— Ах! — в изумлении воскликнул вдруг глава департамента.
— Что случилось? — осведомился граф де Вуйе.
— А то, — воскликнул префект, — что госпожа де ла Мир сказала нам правду, говоря о том, что ее королевское высочество не покинула Францию и направляется в Вандею через Тулузу, Либурн и Пуатье.
С этими словами префект поднялся с места.
— Но куда же вы, господин префект? — спросила герцогиня.
— Исполнять свой долг, сударыня, каким бы тяжким он ни был, и отдать приказ об аресте ее королевского высочества в том случае, если она, как сказано в депеше из Парижа, неосмотрительно последует через мой департамент.
— Исполняйте, господин префект, ваш долг, — сказала Мадам. — Я могу лишь восхищаться вашим усердием и обещать при случае вспомнить об этом.
И она протянула префекту руку, и тот галантно поцеловал ее, после того как вопросительно взглянул на г-на де ла Мира и получил от него разрешение.
XIV
МАЛЫШ ПЬЕР
Вернемся в хижину папаши Тенги, которую мы покинули, чтобы заглянуть ненадолго в замок Вуйе.
Прошло двое суток.
Мы снова видим Берту и Мишеля у постели больного.
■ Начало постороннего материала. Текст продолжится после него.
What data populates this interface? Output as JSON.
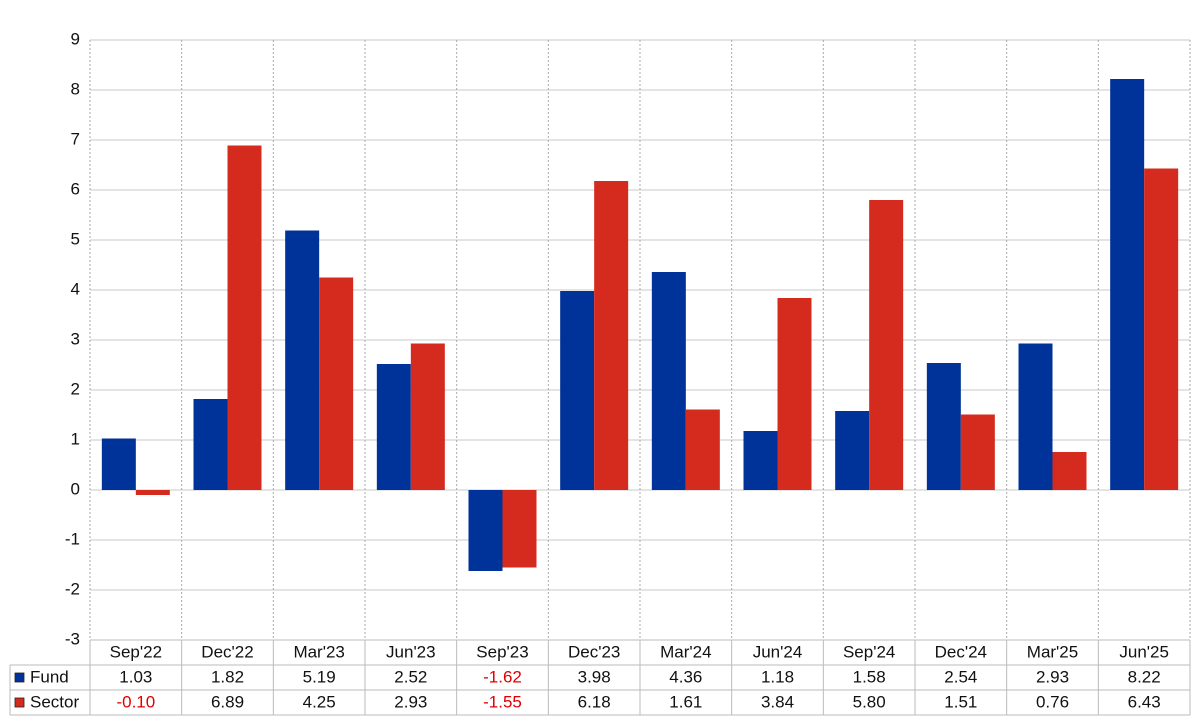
{
  "chart_data": {
    "type": "bar",
    "categories": [
      "Sep'22",
      "Dec'22",
      "Mar'23",
      "Jun'23",
      "Sep'23",
      "Dec'23",
      "Mar'24",
      "Jun'24",
      "Sep'24",
      "Dec'24",
      "Mar'25",
      "Jun'25"
    ],
    "series": [
      {
        "name": "Fund",
        "color": "#003399",
        "values": [
          1.03,
          1.82,
          5.19,
          2.52,
          -1.62,
          3.98,
          4.36,
          1.18,
          1.58,
          2.54,
          2.93,
          8.22
        ],
        "value_labels": [
          "1.03",
          "1.82",
          "5.19",
          "2.52",
          "-1.62",
          "3.98",
          "4.36",
          "1.18",
          "1.58",
          "2.54",
          "2.93",
          "8.22"
        ]
      },
      {
        "name": "Sector",
        "color": "#d52b1e",
        "values": [
          -0.1,
          6.89,
          4.25,
          2.93,
          -1.55,
          6.18,
          1.61,
          3.84,
          5.8,
          1.51,
          0.76,
          6.43
        ],
        "value_labels": [
          "-0.10",
          "6.89",
          "4.25",
          "2.93",
          "-1.55",
          "6.18",
          "1.61",
          "3.84",
          "5.80",
          "1.51",
          "0.76",
          "6.43"
        ]
      }
    ],
    "ylim": [
      -3,
      9
    ],
    "yticks": [
      -3,
      -2,
      -1,
      0,
      1,
      2,
      3,
      4,
      5,
      6,
      7,
      8,
      9
    ],
    "grid": true,
    "negative_label_color": "#e00000"
  }
}
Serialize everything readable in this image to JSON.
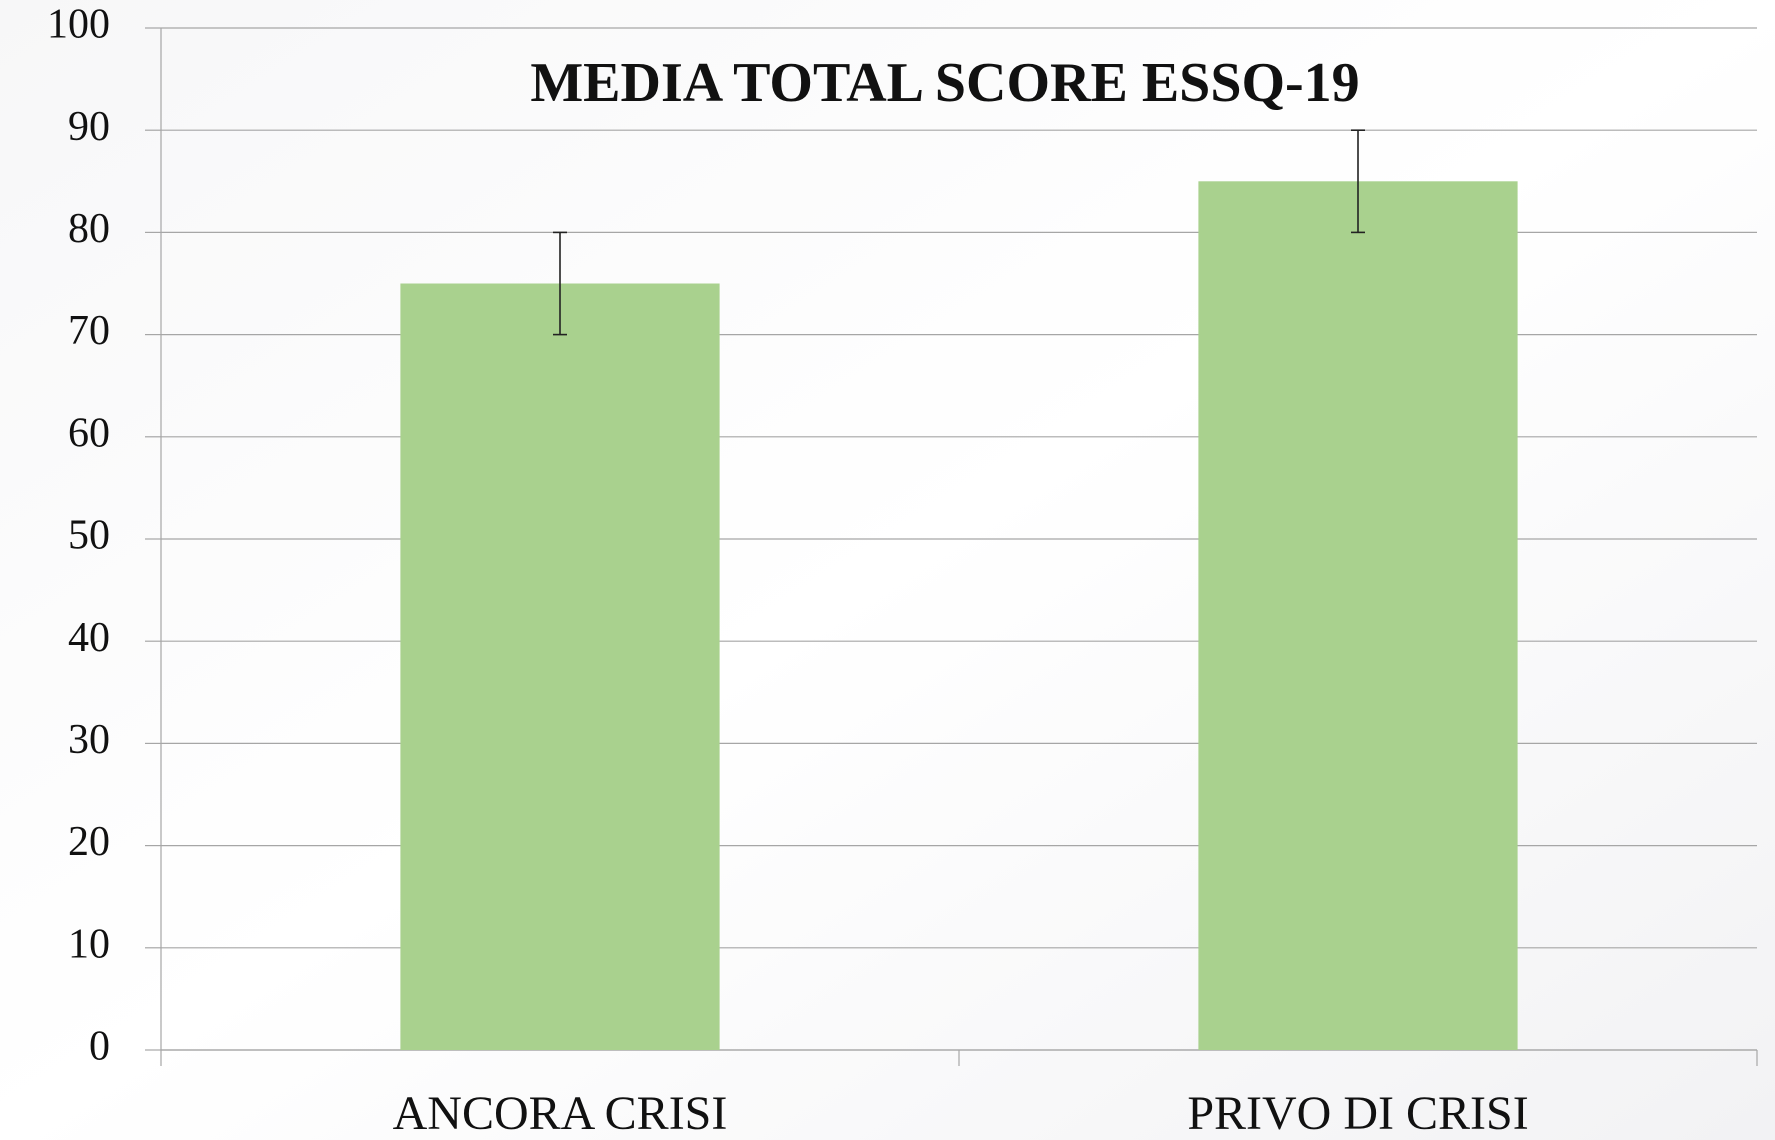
{
  "chart_data": {
    "type": "bar",
    "title": "MEDIA TOTAL SCORE ESSQ-19",
    "categories": [
      "ANCORA CRISI",
      "PRIVO DI CRISI"
    ],
    "values": [
      75,
      85
    ],
    "errors": [
      5,
      5
    ],
    "color": "#a9d18e",
    "ylim": [
      0,
      100
    ],
    "yticks": [
      0,
      10,
      20,
      30,
      40,
      50,
      60,
      70,
      80,
      90,
      100
    ],
    "grid": true
  }
}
Хотя регулярные визиты доктора Роже сделали совершенно излишним присутствие девушки в этом доме, очаге заразы, Берта, несмотря на уговоры Мари, продолжала и дальше ухаживать за вандейцем.
Быть может, ее влекло в жилище фермера не только христианское милосердие.
Как бы то ни было, но в результате вполне понятного совпадения Мишель, забыв о своих страхах, опередил мадемуазель де Суде и уже был в хижине, когда туда пришла Берта.
Рассчитывал ли Мишель увидеть именно Берту? Мы не осмелились бы ответить на этот вопрос. Возможно, он думал, что сестры дежурят у постели больного по очереди.
Возможно, он смутно надеялся, что Мари не упустит случая встретиться с ним, и сердце неистово заколотилось у него в груди, когда в открытых дверях хижины возник силуэт; пока еще трудно было различить его в темноте, однако по изяществу линий он мог принадлежать лишь одной из дочерей маркиза де Суде.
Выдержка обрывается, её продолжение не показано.